Wondering how to tell which mushrooms are edible? Learn on the fall mushroom walk

These Cortinarius caparatus, commonly called gypsy mushrooms. Photographed by Garret Taylor, a sous chef at the Seneca Allegany Resort and Casino in Salamanca, New York. Find out if they're edible at the Fall Mushroom Walk hosted by Audubon Nature Center.
These are Cortinarius caparatus, commonly called gypsy mushrooms. Find out if they’re edible at the Fall Mushroom Walk hosted by Audubon Nature Center. Photo courtesy Garret Taylor

How do you plan an event that requires rain when you can’t predict the weather?

You invite folks to sign up if they are interested, then call them when the cool and rainy conditions needed are present and the mushrooms produced.

Those are the plans of the Audubon Nature Center for their Fall Mushroom Walk, an event part of their Taste of Nature Series.

The workshop will be at the Audubon Nature Center, 1600 Riverside Rd, one-quarter mile east of Route 62 between Jamestown, NY, and Warren, PA.

To be placed on the call list, call (716) 569-2345 during business hours or sign up online by clicking here. When conditions are right, you will be called with a date and time.
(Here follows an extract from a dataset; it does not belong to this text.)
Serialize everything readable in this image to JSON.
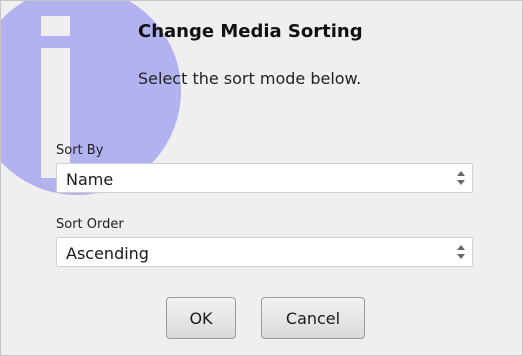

The program begins inside with a slideshow and talk. Fungi, including mushrooms, are one of the most diverse but least known groups of organisms. You will learn some basic background on fungal diversity, their ecological roles, tips on identifying common species of the area, and information on toxins and edibility.

Admission is $16 for the public and $12 for Friends of the Nature Center and children ages 9-15.

Participants are reminded to dress for the weather. Mud boots and bug spray are recommended.

The mushroom walk will be lead by Garrett Taylor, a chef and advanced amateur in mushroom societies, and Dr. Scott Stoelson, an amateur mycologist or hunter for over 30 years.

Garrett Taylor, a sous chef at the Seneca Allegany Resort and Casino in Salamanca,  became interested in wild mushrooms soon after embarking on his culinary journey. For more than a decade he has delved into the field of mycology (the study of mushrooms) with passion, has become an active advanced amateur with a couple of mycological societies and has given several educational demonstrations. You can follow his explorations on this Facebook page.

Dr. Scott Stoleson is a professional ornithologist who has published more than 50 scientific papers on ecology and conservation of birds. He has been an amateur mycologist (mushroom hunter) for over 30 years. He has conducted extensive avian research and has led natural history tours to the Caribbean and Latin America. Now he is the Research Wildlife Biologist at the U.S. Forest Service Northern Research Station lab in Irvine, PA.